For my part I will say that a sudden surge in demand for silver following a fashion trend worries me.

And it seems that the people from Noble biomaterials agree. ECO-SILVER represents a new line of sustainable performance fabrics from the original makers of X-static.

They say

ECO-SILVER fabrics feature sustainable and renewable raw materials and clean manufacturing processes. Noble starts by using the 50% recycled silver to make the X-STATIC fiber. This is then blended with certified organic cotton, bamboo or PET to create unique and exceptional spun yarns. The yarn is knit or woven to create ECO-SILVER fabrics. The environmental loop is closed when fabrics are recycled at the end of their lifecycle to recover the silver content.

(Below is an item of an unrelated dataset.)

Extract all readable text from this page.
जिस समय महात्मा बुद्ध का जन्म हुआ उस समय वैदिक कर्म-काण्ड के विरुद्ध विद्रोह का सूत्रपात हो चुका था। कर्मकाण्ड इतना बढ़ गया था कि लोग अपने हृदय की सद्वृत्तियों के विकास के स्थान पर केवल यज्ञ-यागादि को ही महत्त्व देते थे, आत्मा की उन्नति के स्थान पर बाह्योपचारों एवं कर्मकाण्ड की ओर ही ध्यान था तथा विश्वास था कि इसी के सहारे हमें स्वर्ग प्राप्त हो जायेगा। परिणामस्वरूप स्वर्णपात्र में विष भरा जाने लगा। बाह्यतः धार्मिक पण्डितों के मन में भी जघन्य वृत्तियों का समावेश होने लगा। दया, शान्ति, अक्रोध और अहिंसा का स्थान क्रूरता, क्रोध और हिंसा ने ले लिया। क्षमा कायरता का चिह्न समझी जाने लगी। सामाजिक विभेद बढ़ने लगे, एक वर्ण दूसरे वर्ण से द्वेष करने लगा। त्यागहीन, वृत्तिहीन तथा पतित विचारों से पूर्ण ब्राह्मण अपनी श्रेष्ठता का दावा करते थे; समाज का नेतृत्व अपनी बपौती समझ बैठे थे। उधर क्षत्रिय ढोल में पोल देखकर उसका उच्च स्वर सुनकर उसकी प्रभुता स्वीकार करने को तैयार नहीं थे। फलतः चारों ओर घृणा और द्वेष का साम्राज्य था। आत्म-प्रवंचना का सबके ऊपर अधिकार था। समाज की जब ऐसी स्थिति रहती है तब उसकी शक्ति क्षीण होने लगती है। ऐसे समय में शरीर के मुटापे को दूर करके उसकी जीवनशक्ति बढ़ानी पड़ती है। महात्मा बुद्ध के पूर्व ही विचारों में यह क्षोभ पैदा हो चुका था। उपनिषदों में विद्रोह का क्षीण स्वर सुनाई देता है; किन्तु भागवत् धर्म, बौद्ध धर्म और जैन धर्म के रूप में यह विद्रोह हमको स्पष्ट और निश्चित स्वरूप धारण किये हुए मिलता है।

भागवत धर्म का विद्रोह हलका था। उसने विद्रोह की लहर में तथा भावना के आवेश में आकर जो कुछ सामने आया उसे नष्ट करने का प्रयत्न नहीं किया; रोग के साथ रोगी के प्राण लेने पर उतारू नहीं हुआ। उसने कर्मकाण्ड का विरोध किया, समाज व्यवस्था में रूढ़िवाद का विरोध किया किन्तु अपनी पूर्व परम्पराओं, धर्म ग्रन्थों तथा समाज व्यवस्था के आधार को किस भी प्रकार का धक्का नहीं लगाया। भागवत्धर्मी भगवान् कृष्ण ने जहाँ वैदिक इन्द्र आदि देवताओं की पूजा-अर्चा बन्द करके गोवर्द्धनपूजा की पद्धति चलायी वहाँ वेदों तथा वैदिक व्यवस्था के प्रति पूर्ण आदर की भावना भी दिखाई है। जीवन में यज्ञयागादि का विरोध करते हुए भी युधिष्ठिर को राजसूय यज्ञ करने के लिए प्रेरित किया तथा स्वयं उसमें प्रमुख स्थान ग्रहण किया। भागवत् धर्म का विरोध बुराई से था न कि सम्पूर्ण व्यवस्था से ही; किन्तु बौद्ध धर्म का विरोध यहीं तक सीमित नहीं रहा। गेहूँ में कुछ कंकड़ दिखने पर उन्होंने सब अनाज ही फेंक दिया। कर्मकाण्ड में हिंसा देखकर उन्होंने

So if you always suspected that you probably deserved a pair of silver lined pants, just make sure that you educate yourselves about the origins and the efficacy of the technology you are buying.

There are, for example some questions being asked of the introduction of silver into sportswear. The Environmental Protection Agency in the US has handed down fines to at least one sports brand that made overreaching claims as to the bacteria fighting qualities of this technology.

The EPA is further concerned over the potential use of nanotechnology and therefore potentially dangerous nanoscale particles in the application of the silver to these threads.

Jeffery Keane CEO at Noble Biomaterials Inc. has this to say about the X-Static fibre.

Noble Biomaterials takes seriously the responsibility of ensuring that our X-STATIC technology is safe and complies with all EPA requirements. And NO, X-STATIC is not Nano!

The latest brands to take up the X-Static thread include Giro and Bell whose Tour de France riders will be using it for the first time this year in the Giro and Bell cycling helmets.

3M too have teamed up with Noble to produce the imaginatively named Thinsulate Supreme Insulation with X-STATIC – The Silver Fiber, to be used by Spyder, the high end makers of ski adventure wear.

Smith’s Evolve helmets utilize Evolve X-Static. Like Eco Silver, Evolve X-Static is initially made by blending up to 50% recycled silver with other recycled materials to create a performance fabric that is 3.7% X-Static and 96.3% recycled polyester. Fabrics are then recycled at the end of their lifecycle to recover the silver content for further use. Evolve X-Static has earned the Oeko-Tex Standard 1000 accreditation, which certifies that they support human ecology through biocompatibility and the absence of harmful substances in the manufacturing process.